Суровые будни (дилогия) - [208]

Шрифт
Интервал

— Тут в Гай приплелся один городской... По уши в болоте. Гы-гы-гы! Не знаю — врет, не знаю — правда. Везли, говорит, да застряли... Спецмашина у него с тремя тыщами утят в ящиках... Экспедитор Никшутам прислал с птицефабрики. Застряли. Гы-гы-гы! Чудаки! Захотели проехать по нашей дороге! Канючит, трактором тащите, а то, мол, все передохнут. Вот. А мне что? Могу притащить. Жалко же... Тоже живность... Только куда их деть, утят-то? Три тыщи в карман не сунешь! Так что командуй, Леонид Петрович...

От такой новости у Оленина дух перехватило. Одно к одному, как назло! Мало что позаливало везде, так еще первый привоз утят на ночь глядя подоспел! Птенцы-то, односуточные, некормленые, непоеные, погибнут. Что ж это получается?

Битюг, не слыша долго ответа, принялся объяснять еще раз с начала.

— Этот мокрый городской сказывал, что они всю ночь будут возить, до самого утра... Все двадцать тыщ. Видать, Никшутам выслужиться захотел!

— Что-что? — вскричал Оленин, не веря своим ушам. — Да разве он не знает, что у нас мост залило? Мы же отрезаны! Это ж... Это ж катастрофа! Предательство!

— Совершенно верно, Леонид Петрович! Еще какое предательство! О чем я толкую? Никшутам — тот еще субчик!

Чувствуя нюхом скандал, Битюг воспламенился.

— Бить его надо! Посадить к сыночку, к Филиппу, в кутузку!

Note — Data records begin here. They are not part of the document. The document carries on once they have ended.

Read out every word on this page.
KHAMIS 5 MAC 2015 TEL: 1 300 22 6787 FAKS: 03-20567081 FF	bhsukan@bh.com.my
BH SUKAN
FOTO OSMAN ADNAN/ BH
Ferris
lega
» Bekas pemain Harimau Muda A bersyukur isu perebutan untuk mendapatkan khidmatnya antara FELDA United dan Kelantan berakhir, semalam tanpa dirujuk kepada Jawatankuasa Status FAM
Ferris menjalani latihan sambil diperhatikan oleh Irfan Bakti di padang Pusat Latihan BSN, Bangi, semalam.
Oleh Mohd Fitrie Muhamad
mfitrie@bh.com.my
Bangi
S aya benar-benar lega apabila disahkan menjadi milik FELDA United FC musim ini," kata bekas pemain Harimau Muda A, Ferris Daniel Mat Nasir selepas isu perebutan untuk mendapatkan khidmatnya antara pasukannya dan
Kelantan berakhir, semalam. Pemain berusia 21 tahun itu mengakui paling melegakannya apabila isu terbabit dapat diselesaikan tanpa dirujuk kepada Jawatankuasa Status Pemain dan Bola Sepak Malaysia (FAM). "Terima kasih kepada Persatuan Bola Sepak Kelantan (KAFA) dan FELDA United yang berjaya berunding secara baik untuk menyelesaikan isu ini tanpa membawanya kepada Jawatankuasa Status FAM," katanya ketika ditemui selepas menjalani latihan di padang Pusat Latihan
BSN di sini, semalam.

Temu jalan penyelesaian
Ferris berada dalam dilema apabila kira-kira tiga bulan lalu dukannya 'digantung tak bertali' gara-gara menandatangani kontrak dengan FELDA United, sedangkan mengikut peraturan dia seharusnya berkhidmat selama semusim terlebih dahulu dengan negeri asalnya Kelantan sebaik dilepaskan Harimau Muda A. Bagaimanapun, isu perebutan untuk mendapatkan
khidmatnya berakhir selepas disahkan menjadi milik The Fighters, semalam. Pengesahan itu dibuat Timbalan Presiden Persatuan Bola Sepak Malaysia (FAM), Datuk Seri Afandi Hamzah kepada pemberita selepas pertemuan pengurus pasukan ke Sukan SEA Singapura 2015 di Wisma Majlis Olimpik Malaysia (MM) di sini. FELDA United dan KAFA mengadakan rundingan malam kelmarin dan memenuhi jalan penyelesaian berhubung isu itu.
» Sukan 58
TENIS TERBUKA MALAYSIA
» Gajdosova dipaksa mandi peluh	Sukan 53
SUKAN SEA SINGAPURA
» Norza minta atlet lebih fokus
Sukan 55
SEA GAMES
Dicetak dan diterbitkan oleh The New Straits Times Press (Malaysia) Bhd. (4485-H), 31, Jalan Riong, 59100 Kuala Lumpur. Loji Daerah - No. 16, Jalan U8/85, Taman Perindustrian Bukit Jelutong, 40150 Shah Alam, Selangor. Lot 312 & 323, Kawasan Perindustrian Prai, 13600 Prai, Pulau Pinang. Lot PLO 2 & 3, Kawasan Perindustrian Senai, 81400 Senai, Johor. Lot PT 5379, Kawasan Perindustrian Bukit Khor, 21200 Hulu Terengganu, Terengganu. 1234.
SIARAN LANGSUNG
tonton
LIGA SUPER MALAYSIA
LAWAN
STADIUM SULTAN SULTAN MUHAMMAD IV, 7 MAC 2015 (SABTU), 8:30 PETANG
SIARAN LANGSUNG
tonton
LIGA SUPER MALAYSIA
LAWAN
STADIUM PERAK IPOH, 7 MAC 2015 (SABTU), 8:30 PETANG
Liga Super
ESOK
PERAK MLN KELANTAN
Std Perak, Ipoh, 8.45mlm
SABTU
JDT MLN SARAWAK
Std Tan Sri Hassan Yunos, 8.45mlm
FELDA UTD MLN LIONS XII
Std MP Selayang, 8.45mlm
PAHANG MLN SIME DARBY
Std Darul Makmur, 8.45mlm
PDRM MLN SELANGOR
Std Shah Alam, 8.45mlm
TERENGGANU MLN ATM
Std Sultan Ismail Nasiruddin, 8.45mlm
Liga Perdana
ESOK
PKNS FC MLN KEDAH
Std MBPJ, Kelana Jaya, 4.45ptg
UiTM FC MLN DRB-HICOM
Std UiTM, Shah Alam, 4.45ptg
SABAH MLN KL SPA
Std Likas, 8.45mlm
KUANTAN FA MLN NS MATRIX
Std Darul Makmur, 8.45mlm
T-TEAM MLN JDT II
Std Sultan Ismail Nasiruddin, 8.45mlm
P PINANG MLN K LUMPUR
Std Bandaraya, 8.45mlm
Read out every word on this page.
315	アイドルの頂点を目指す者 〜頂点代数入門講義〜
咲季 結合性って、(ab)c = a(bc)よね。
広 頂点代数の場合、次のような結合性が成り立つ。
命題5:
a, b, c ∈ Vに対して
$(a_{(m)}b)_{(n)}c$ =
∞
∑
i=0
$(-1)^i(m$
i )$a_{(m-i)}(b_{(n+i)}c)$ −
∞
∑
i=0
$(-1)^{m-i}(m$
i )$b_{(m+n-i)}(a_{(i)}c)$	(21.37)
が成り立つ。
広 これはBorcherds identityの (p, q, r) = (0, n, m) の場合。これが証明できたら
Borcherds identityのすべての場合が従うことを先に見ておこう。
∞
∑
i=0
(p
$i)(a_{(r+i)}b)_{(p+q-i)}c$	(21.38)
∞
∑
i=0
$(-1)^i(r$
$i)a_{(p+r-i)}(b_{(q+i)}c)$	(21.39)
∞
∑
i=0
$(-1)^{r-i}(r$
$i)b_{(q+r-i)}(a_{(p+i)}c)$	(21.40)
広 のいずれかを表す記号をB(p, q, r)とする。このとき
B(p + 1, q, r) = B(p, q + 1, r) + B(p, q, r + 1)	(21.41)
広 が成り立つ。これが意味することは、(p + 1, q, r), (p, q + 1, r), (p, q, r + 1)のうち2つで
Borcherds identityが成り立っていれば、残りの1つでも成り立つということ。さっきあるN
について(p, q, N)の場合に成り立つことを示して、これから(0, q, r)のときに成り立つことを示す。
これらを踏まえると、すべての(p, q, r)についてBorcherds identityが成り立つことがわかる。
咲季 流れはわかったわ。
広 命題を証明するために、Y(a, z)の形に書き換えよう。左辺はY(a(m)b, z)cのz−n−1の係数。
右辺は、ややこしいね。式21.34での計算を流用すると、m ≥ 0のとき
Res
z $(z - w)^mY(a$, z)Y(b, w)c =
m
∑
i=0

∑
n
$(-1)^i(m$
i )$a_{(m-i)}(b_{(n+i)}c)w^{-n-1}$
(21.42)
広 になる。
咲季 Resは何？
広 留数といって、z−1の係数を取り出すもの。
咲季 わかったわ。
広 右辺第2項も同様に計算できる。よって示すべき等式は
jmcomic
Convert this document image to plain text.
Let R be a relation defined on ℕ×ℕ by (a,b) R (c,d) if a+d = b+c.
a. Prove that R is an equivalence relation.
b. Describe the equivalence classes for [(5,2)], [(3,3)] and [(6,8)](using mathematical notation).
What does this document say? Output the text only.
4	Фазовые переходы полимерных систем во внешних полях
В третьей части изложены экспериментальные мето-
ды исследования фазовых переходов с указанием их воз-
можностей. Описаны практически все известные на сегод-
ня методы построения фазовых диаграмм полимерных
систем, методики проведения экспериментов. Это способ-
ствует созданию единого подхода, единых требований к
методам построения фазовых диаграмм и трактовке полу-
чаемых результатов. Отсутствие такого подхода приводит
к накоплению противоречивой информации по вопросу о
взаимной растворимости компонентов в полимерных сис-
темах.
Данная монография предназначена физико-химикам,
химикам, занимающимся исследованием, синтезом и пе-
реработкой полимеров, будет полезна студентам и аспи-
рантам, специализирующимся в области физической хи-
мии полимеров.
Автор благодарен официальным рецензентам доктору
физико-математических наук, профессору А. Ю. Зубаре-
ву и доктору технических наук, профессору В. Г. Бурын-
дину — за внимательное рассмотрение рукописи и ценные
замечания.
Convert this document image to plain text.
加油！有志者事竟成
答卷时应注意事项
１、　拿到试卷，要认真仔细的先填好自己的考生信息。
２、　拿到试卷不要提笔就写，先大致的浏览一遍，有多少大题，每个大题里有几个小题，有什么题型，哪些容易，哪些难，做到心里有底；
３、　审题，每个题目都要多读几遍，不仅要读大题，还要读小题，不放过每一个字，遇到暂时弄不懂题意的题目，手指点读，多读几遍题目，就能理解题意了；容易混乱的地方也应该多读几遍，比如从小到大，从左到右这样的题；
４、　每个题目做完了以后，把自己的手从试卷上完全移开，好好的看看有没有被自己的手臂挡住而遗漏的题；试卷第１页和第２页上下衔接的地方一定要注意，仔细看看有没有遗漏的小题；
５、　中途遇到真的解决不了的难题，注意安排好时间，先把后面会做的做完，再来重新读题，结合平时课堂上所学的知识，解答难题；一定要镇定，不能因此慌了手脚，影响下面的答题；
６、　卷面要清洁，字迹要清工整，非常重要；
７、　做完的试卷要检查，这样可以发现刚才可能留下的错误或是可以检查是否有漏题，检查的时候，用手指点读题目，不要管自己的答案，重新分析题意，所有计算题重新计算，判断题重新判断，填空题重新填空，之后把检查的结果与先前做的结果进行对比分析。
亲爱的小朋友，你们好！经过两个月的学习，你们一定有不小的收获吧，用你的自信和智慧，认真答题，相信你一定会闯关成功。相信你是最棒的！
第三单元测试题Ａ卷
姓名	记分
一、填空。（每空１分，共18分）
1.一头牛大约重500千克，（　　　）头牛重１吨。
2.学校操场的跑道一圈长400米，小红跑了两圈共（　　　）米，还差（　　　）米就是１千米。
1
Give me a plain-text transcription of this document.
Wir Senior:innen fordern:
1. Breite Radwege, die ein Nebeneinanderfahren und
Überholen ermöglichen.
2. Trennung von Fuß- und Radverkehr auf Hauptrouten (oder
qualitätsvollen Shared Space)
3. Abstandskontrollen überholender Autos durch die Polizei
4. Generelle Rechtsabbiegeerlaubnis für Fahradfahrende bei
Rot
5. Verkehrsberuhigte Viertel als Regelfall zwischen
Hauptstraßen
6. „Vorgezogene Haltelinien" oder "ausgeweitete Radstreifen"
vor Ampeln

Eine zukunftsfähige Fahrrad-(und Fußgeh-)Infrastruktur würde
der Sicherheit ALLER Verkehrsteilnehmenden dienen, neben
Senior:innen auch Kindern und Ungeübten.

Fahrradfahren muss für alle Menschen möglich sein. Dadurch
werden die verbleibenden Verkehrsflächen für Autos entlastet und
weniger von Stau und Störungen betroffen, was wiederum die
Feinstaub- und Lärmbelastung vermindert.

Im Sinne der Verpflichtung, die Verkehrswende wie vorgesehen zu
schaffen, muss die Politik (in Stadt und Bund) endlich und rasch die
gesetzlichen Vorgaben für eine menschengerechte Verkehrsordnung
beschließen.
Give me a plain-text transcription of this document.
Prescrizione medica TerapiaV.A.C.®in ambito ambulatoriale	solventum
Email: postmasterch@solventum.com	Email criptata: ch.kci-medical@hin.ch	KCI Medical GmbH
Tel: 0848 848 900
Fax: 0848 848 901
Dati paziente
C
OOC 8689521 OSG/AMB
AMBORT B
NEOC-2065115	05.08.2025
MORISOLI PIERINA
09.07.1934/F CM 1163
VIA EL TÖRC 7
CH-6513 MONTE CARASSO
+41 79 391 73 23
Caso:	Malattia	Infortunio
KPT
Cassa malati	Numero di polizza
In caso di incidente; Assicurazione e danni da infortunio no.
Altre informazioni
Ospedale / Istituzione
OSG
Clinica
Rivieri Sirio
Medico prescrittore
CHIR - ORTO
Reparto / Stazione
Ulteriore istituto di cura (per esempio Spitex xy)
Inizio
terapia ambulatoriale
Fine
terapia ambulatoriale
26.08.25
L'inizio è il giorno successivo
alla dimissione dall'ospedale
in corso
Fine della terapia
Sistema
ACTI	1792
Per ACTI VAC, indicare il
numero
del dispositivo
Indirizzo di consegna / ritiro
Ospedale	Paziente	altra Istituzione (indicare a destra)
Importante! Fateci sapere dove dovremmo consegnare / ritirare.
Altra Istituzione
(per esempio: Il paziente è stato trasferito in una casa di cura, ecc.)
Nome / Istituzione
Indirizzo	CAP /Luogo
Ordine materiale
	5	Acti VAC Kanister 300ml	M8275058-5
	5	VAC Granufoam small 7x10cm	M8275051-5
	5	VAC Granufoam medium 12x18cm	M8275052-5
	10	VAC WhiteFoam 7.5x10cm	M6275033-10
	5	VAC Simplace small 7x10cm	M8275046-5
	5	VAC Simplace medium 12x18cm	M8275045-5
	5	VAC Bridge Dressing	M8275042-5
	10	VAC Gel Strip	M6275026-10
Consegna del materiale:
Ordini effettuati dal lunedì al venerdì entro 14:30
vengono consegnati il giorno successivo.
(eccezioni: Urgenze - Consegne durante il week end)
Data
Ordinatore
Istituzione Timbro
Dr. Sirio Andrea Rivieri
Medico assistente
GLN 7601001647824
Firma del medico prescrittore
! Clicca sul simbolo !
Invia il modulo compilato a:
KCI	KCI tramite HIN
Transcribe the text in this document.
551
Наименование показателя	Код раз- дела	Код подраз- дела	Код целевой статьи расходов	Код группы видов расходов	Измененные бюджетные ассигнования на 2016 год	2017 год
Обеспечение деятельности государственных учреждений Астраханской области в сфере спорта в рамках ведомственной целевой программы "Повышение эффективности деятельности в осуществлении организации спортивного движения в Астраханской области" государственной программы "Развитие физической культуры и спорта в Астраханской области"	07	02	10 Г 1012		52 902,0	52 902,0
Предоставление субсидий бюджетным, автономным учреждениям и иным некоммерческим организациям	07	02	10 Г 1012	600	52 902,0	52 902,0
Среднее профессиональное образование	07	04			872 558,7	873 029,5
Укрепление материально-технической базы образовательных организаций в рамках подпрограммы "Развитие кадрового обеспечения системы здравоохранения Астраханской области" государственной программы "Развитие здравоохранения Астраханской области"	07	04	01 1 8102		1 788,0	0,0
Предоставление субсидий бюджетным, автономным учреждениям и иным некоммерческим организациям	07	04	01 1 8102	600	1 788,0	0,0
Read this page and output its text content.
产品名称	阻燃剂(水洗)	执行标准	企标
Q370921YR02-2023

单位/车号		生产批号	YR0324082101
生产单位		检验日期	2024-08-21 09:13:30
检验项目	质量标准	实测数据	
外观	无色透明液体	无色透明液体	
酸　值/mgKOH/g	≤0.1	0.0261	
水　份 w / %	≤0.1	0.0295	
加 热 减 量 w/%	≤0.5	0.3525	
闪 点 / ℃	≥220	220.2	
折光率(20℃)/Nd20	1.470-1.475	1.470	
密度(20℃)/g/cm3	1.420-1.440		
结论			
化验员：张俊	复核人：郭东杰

Оленин потемнел. Он раньше Битюга понял все. Понял свой промах. Понял, почему Никшутам с такой охоткой мотнулся в город. Гад! Заранее продумал подлость. Заранее рассчитал, что за нее судить его не будут.

Конечно, он не предупредил птицефабрику, что колхоз отрезан половодьем, а те приурочили начало поставки утят именно на это время. Удар рассчитан в самую душу!

«А ты? Растяпа! Кутенок слепой! Поверил в добропорядочность Никшутама? Вообразил, что перевоспитал его? Так тебе и надо!»

Досада на собственную доверчивость, на близорукость совершенно вывела из себя Оленина. А Битюг долбил свое:

— Так ехать или гнать этого мокрого в три шеи?

— Валяй! — крикнул, точно выстрелил, Оленин, но тут же спохватился и поспешно поправился: — То есть, не в три шеи, а тащи спецмашину к берегу Ташумки. Пока привезешь, что-нибудь придумаем.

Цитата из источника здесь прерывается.